As such, this SQL Server Cookbook strikes a fantastic balance between being a reference book – with its step-by-step recipes, and teaching basic concepts and best practices by means of describing what’s going on and what to watch for or look into afterwards after each recipe.
Put quite simply, the organization of this book is pure genius – and I hope that this approach will be mirrored and copied by other authors as well as this book really does provide tremendous value by virtue of the organization that went into sharing these great recipes.
Of course, no book is without some kind of drawback or limitation. Happily though, this book is really free from any glaring omissions, problems, inaccuracies or ‘scariness’ that I’ve been able to encounter after reading and skimming through many of the recipes so far.
Instead there are really two drawbacks or limitations that I think really hinge upon the authors chose audience and due, probably, to his own experiences and background. Again, these aren’t ‘crimes’ in my opinion – but are something to call out for anyone interested in this book.
So, for starters, this is NOT a book for beginners. Instead it’s a book that targets DBAs and SysAdmins that already have a decent handle on SQL Server basics. If you’re just getting started with SQL Server this book CAN help you learn things a bit better – but you might also choke on a few of the recipes in this book because it definitely assumes a basic familiarity and proficiency with core SQL Server concepts and techniques.
Similarly, many of the recipes in this book seem to take it for granted that you’re using SQL Server Enterprise Edition. Granted, that’s going to be the case for many readers – but there are also gobs of DBAs out there working for small-to-medium businesses who will find this book very helpful and valuable. I just worry that many of those DBAs might occasionally run afoul of getting excited about a particular solution only to find out that it won’t work in their environment because it’s treating a feature that only works on Enterprise Edition.
Finally, I do have one petty complaint – which is that as a cookbook (or reference book) the table of contents (TOC) for this book is ‘buried’ a bit too far into the book (it starts on/around page 16).

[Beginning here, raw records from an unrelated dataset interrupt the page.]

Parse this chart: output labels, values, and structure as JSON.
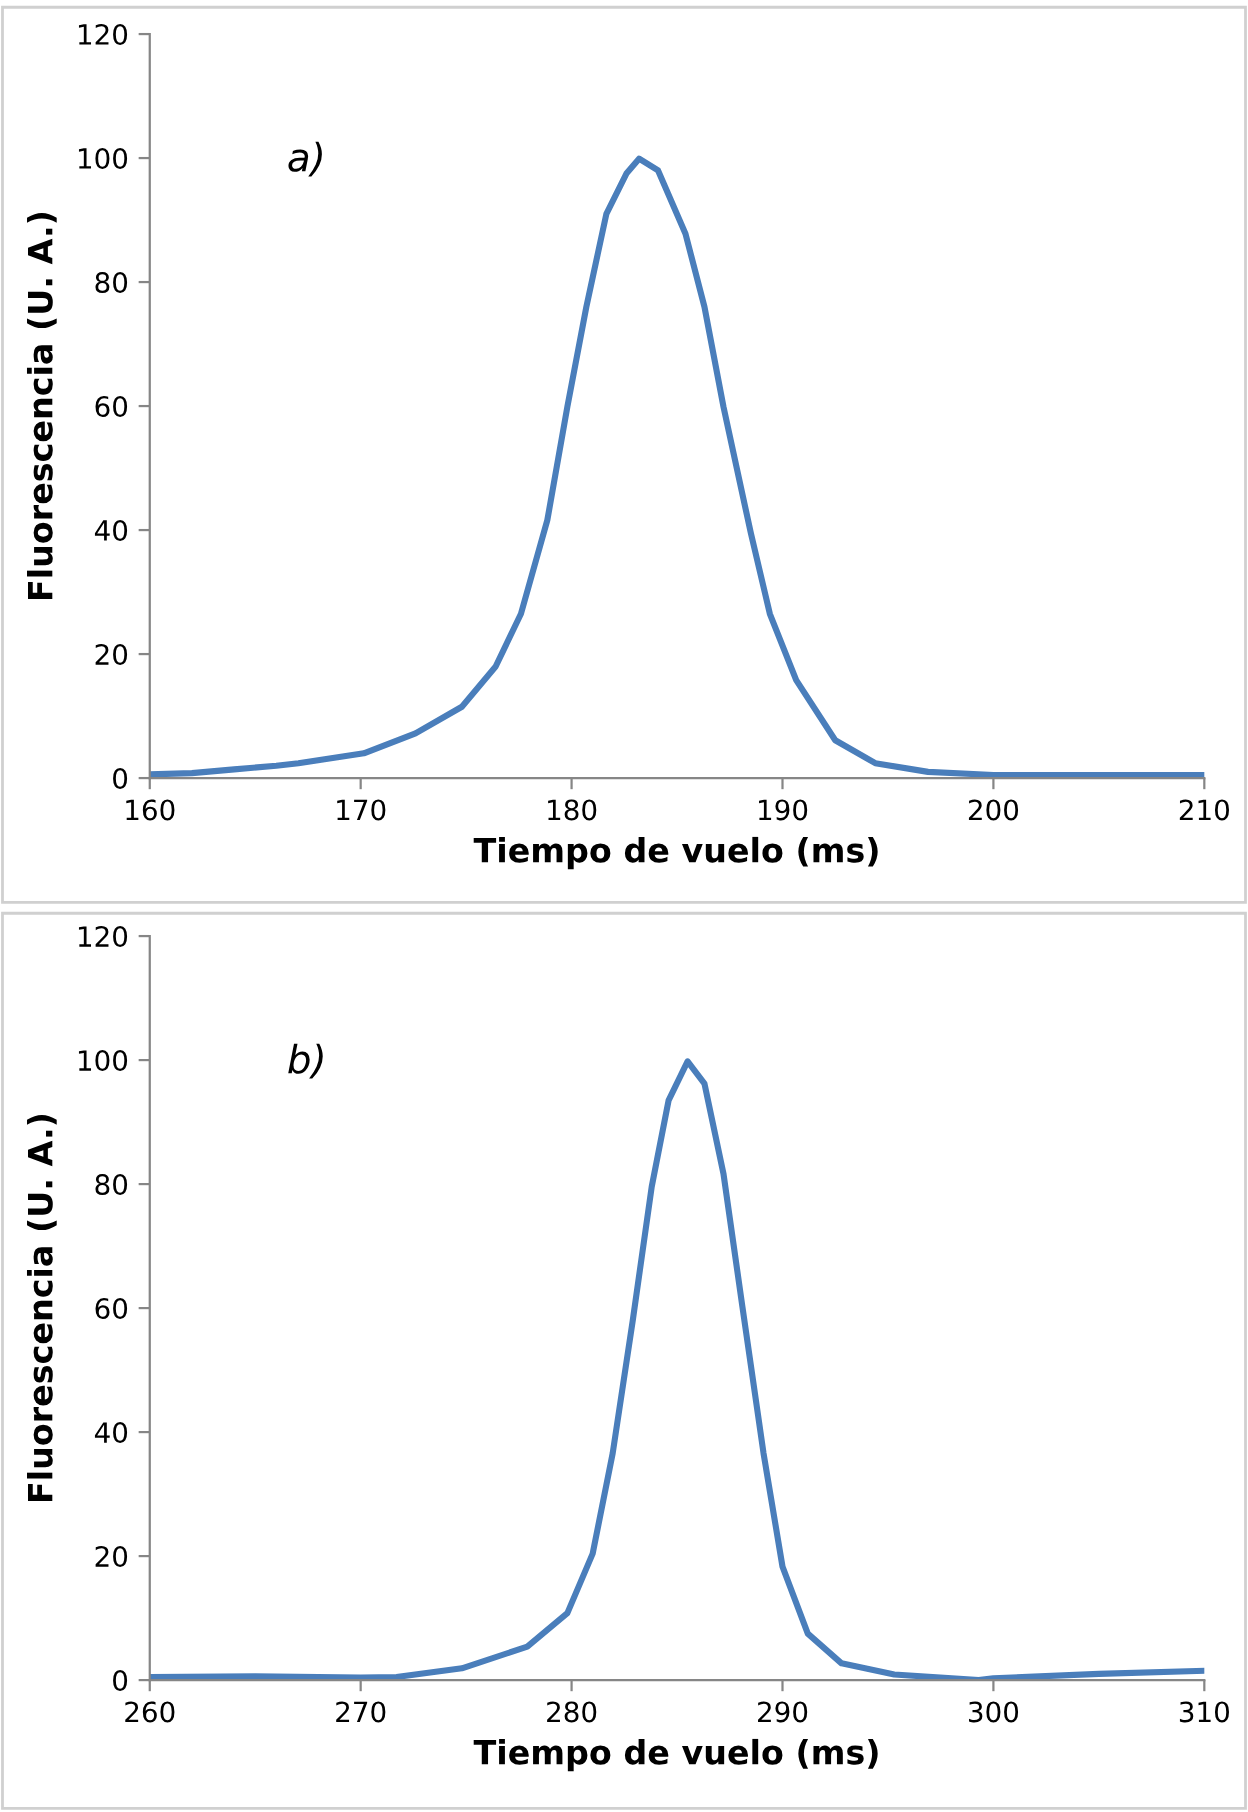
{
  "chart_data": [
    {
      "type": "line",
      "xlabel": "Tiempo de vuelo (ms)",
      "ylabel": "Fluorescencia (U. A.)",
      "annotations": [
        "a)"
      ],
      "xlim": [
        160,
        210
      ],
      "xticks": [
        160,
        170,
        180,
        190,
        200,
        210
      ],
      "ylim": [
        0,
        120
      ],
      "yticks": [
        0,
        20,
        40,
        60,
        80,
        100,
        120
      ],
      "grid": false,
      "legend": false,
      "marker": "none",
      "line_style": "solid",
      "series": [
        {
          "color": "#4a7ebb",
          "x": [
            160,
            162,
            164,
            166,
            167.05,
            170.15,
            172.6,
            174.8,
            176.4,
            177.6,
            178.85,
            179.8,
            180.7,
            181.65,
            182.6,
            183.2,
            184.1,
            185.4,
            186.3,
            187.2,
            188.5,
            189.4,
            190.65,
            192.5,
            194.4,
            196.9,
            200,
            205,
            210
          ],
          "values": [
            0.6,
            0.8,
            1.4,
            2,
            2.4,
            4.0,
            7.2,
            11.5,
            18,
            26.5,
            41.6,
            59.9,
            76,
            91,
            97.5,
            99.9,
            98,
            87.8,
            76,
            59.9,
            39.5,
            26.5,
            15.8,
            6.1,
            2.4,
            1.0,
            0.5,
            0.5,
            0.5
          ]
        }
      ]
    },
    {
      "type": "line",
      "xlabel": "Tiempo de vuelo (ms)",
      "ylabel": "Fluorescencia (U. A.)",
      "annotations": [
        "b)"
      ],
      "xlim": [
        260,
        310
      ],
      "xticks": [
        260,
        270,
        280,
        290,
        300,
        310
      ],
      "ylim": [
        0,
        120
      ],
      "yticks": [
        0,
        20,
        40,
        60,
        80,
        100,
        120
      ],
      "grid": false,
      "legend": false,
      "marker": "none",
      "line_style": "solid",
      "series": [
        {
          "color": "#4a7ebb",
          "x": [
            260,
            265,
            270,
            271.7,
            274.8,
            277.9,
            279.8,
            281.0,
            281.95,
            282.9,
            283.8,
            284.6,
            285.5,
            286.3,
            287.2,
            288.1,
            289.1,
            290.0,
            291.2,
            292.8,
            295.3,
            299.3,
            300,
            305,
            310
          ],
          "values": [
            0.5,
            0.6,
            0.4,
            0.5,
            1.9,
            5.4,
            10.8,
            20.4,
            36.6,
            58,
            79.6,
            93.5,
            99.8,
            96.2,
            81.7,
            60.2,
            36.6,
            18.3,
            7.5,
            2.7,
            0.9,
            0,
            0.3,
            1,
            1.5
          ]
        }
      ]
    }
  ]
}
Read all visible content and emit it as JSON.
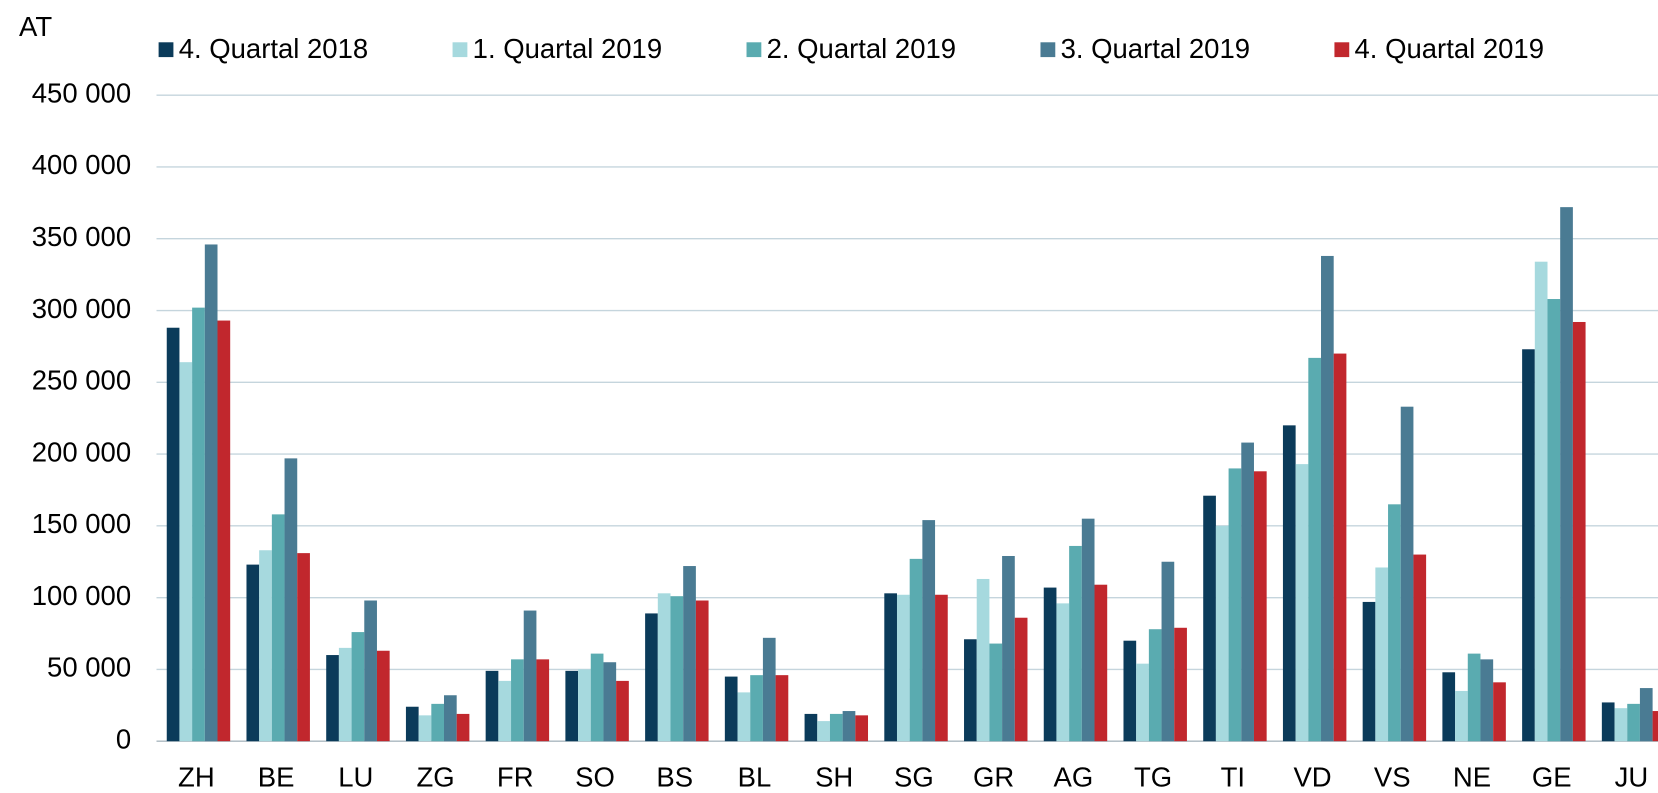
{
  "chart_data": {
    "type": "bar",
    "y_label": "AT",
    "categories": [
      "ZH",
      "BE",
      "LU",
      "ZG",
      "FR",
      "SO",
      "BS",
      "BL",
      "SH",
      "SG",
      "GR",
      "AG",
      "TG",
      "TI",
      "VD",
      "VS",
      "NE",
      "GE",
      "JU"
    ],
    "series": [
      {
        "name": "4. Quartal 2018",
        "color": "#0b3b5a",
        "values": [
          288000,
          123000,
          60000,
          24000,
          49000,
          49000,
          89000,
          45000,
          19000,
          103000,
          71000,
          107000,
          70000,
          171000,
          220000,
          97000,
          48000,
          273000,
          27000
        ]
      },
      {
        "name": "1. Quartal 2019",
        "color": "#a6d9de",
        "values": [
          264000,
          133000,
          65000,
          18000,
          42000,
          50000,
          103000,
          34000,
          14000,
          102000,
          113000,
          96000,
          54000,
          150000,
          193000,
          121000,
          35000,
          334000,
          23000
        ]
      },
      {
        "name": "2. Quartal 2019",
        "color": "#5aabb0",
        "values": [
          302000,
          158000,
          76000,
          26000,
          57000,
          61000,
          101000,
          46000,
          19000,
          127000,
          68000,
          136000,
          78000,
          190000,
          267000,
          165000,
          61000,
          308000,
          26000
        ]
      },
      {
        "name": "3. Quartal 2019",
        "color": "#4a7b93",
        "values": [
          346000,
          197000,
          98000,
          32000,
          91000,
          55000,
          122000,
          72000,
          21000,
          154000,
          129000,
          155000,
          125000,
          208000,
          338000,
          233000,
          57000,
          372000,
          37000
        ]
      },
      {
        "name": "4. Quartal 2019",
        "color": "#c1272d",
        "values": [
          293000,
          131000,
          63000,
          19000,
          57000,
          42000,
          98000,
          46000,
          18000,
          102000,
          86000,
          109000,
          79000,
          188000,
          270000,
          130000,
          41000,
          292000,
          21000
        ]
      }
    ],
    "ylim": [
      0,
      450000
    ],
    "yticks": [
      0,
      {
        "value": 50000,
        "label": "50 000"
      },
      {
        "value": 100000,
        "label": "100 000"
      },
      {
        "value": 150000,
        "label": "150 000"
      },
      {
        "value": 200000,
        "label": "200 000"
      },
      {
        "value": 250000,
        "label": "250 000"
      },
      {
        "value": 300000,
        "label": "300 000"
      },
      {
        "value": 350000,
        "label": "350 000"
      },
      {
        "value": 400000,
        "label": "400 000"
      },
      {
        "value": 450000,
        "label": "450 000"
      }
    ],
    "grid": true,
    "legend": "top"
  }
}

This isn’t a crime or anything and is likely due to a simple oversight, but I can’t help but think that this book would be THAT much better of a reference if there were an abbreviated TOC on the front jacket cover with a full list of recipes closer to the front of the book. But, like I said, this really is a borderline petty comment or complaint about an otherwise excellent book.
Yes, this is a bit off a lengthy review – but that’s because this really is a great book. It was written by an experienced author who knows SQL Server well and it outlines some very practical ‘recipes’ that SQL Server admins can actually use in the real world. Furthermore, because of this book’s step-by-step approach to addressing problems it will be a great reference for common/repeated tasks. But, because it also provides an overview of the basic concepts and techniques being addressed, it will serve as more than a mere set of rote instructions – making it an even more valuable reference or guide.
So, if you’re looking for practical ways to learning about SQL Server and addressing common administrative problems, then this book is a great resource that is WELL worth the price as it’s a resource that you’ll find yourself using over and over again in a number of different circumstances.